On Friday, April 13, The College of Wooster held their sixth Relay for Life; a fundraiser affiliated with the American Cancer Society to raise money for cancer research and cancer patients.
Everyone had a story about cancer to share.
Jeremy Ludemann, a sophomore communications studies major at The College of Wooster and the chair of team recruitment and entertainment, has a cousin who is a survivor of leukemia. “Without the research that has been done by the cancer society, he would not be able to get some of the medical standards he needs. I’m very appreciative of all of that.”
At Relay for Life, for 18 hours, one member from every team walked the Scot Center track, only stopping when someone took their place. There were 24 teams total. “Cancer never sleeps,” Ludemann said, describing the reasoning behind the activity. “That’s why we relay.”
Angie Wynar, a representative from the American Cancer Society, has been involved in the college’s Relay for Life since 2003. “I have cancer survivors in my family,” she said, which was the driving notion behind why she is so passionate about this program. However, Wynar has grown to love many different things about Relay. “The event helps bring so much community; it brings a positive light. I wanted to make a difference.”
Relay is not only an exercise event, but it is a way to show creativity through a great cause. At the entrance to the Scot Center, decorated tables were set up, filled with food cooked by the teams.
Shirley’s Angels, founded by Lauren Smith, a junior anthropology major, had a table dedicated to her grandmother, who had passed from liver cancer in 2009, the year she went to college. She reflected on what Relay for Life meant to her. “It’s a good cause: [cancer] affects a lot of people. Off the top of my head I know at least 11 of my friends and family that have been affected.” Smith expressed that cancer is “not something to be passed off.”

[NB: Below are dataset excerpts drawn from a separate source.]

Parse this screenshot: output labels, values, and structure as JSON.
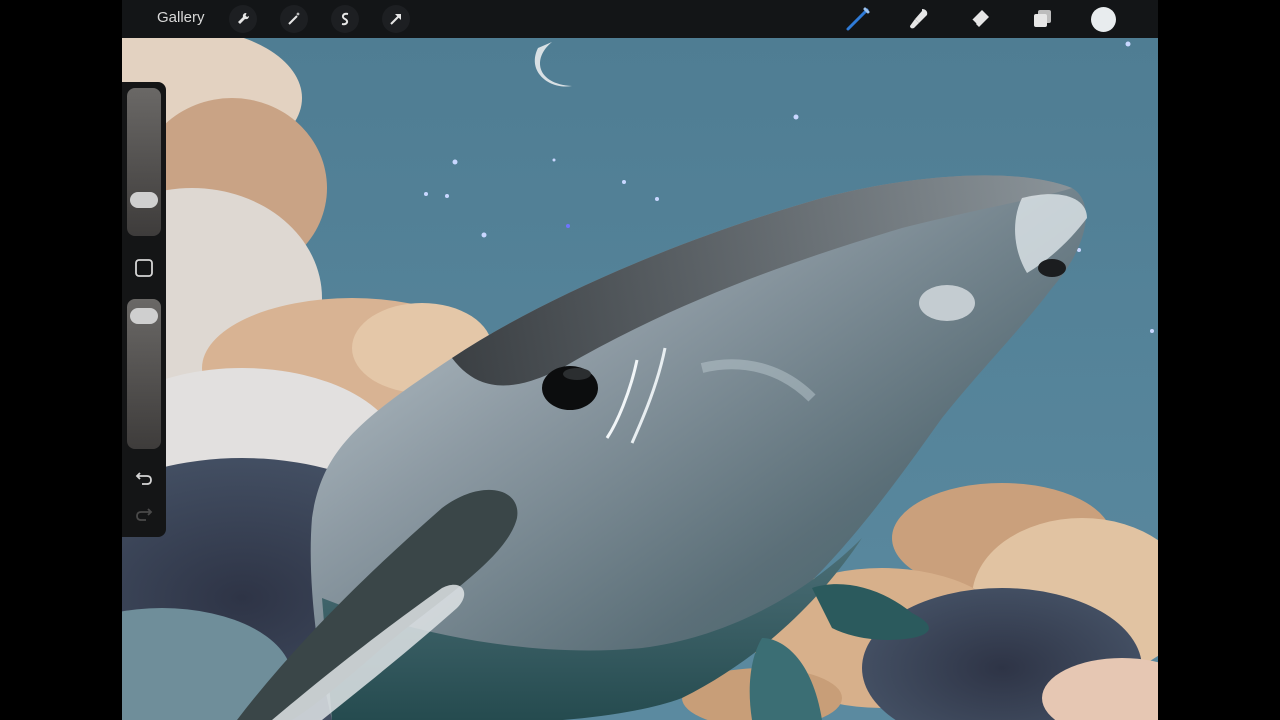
{
  "toolbar": {
    "gallery_label": "Gallery",
    "left_tools": [
      {
        "name": "wrench-icon"
      },
      {
        "name": "magic-wand-icon"
      },
      {
        "name": "selection-icon"
      },
      {
        "name": "transform-arrow-icon"
      }
    ],
    "right_tools": [
      {
        "name": "brush-icon"
      },
      {
        "name": "smudge-icon"
      },
      {
        "name": "eraser-icon"
      },
      {
        "name": "layers-icon"
      }
    ],
    "current_color": "#e8ecee",
    "active_tool_color": "#2f7bd8"
  },
  "sidebar": {
    "brush_size_level": 0.2,
    "opacity_level": 0.95,
    "modify_button": "square-icon",
    "undo": "undo-icon",
    "redo": "redo-icon"
  },
  "canvas": {
    "sky_color": "#4e7b90",
    "subject": "humpback-whale-painting"
  }
}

Over at Team Zebra’s table, Kelsey Smith expressed the same observation that Lauren had. “A lot of our lives have all been touched by cancer in different ways.” Her teammates, Dan Kellman, Clare Lash, and Maricela Metraux, agreed. While Kelsey’s mom is a survivor of melanoma, they had a friend whose mother had died from cancer. This year was Lash’s first to participate, along with Metraux’s, who had donated before but never walked. Kellman had also been involved in Relay for Life three years prior.
The ambiance in The College of Wooster’s new Scot Center was full of hope, memory, and dedication. There was a sense of love, generosity, and a feeling of commitment to the greater good through the fellowship shared by teammates.

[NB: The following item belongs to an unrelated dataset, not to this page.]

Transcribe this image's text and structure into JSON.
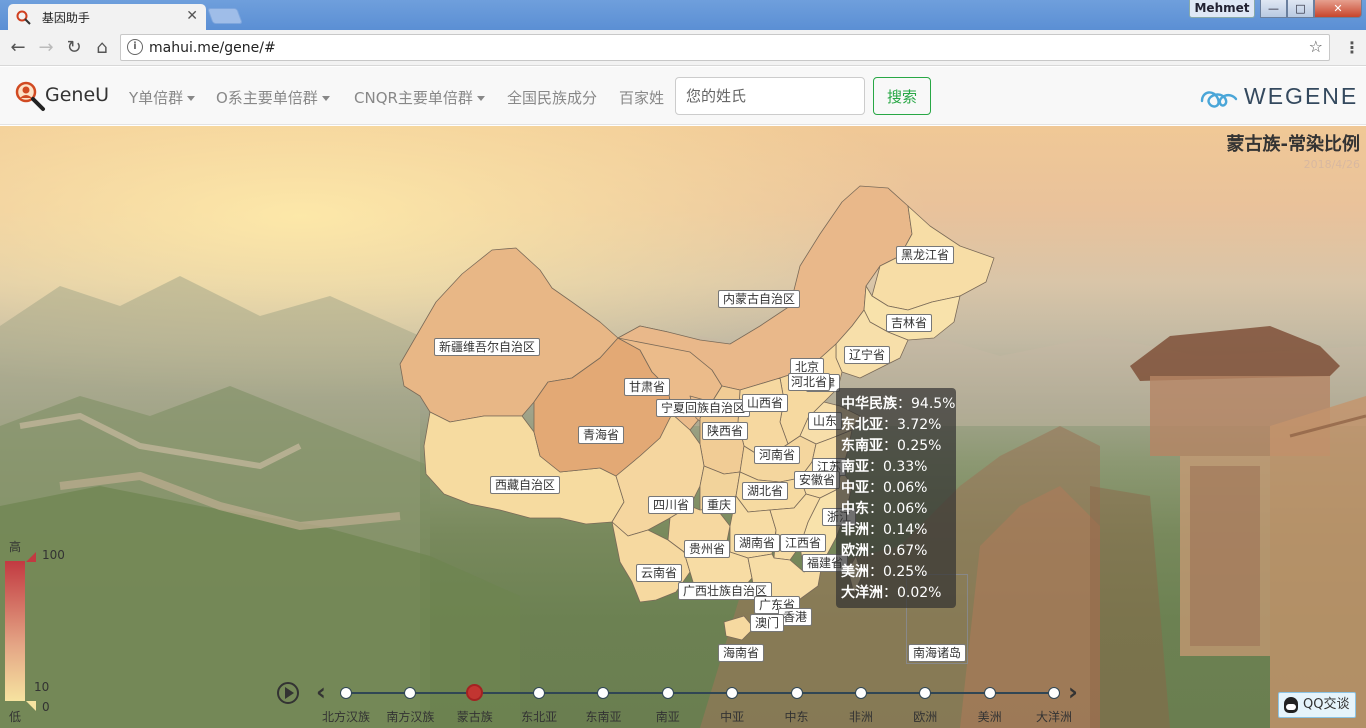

This year’s Relay for Life motto was Celebrate, Remember, Fight Back. As Ludemann explained, the meaning is clear. “[We] celebrate those who survive cancer, remember why we’re here is to hopefully end cancer in our lifetime and to remember those who have survived cancer but are unfortunately no longer with us, and also to fight back against cancer and find ways for a cure.”
The fight against cancer continues to go on, but there continues to be hope through the dedication of these individuals. And it sure feels good.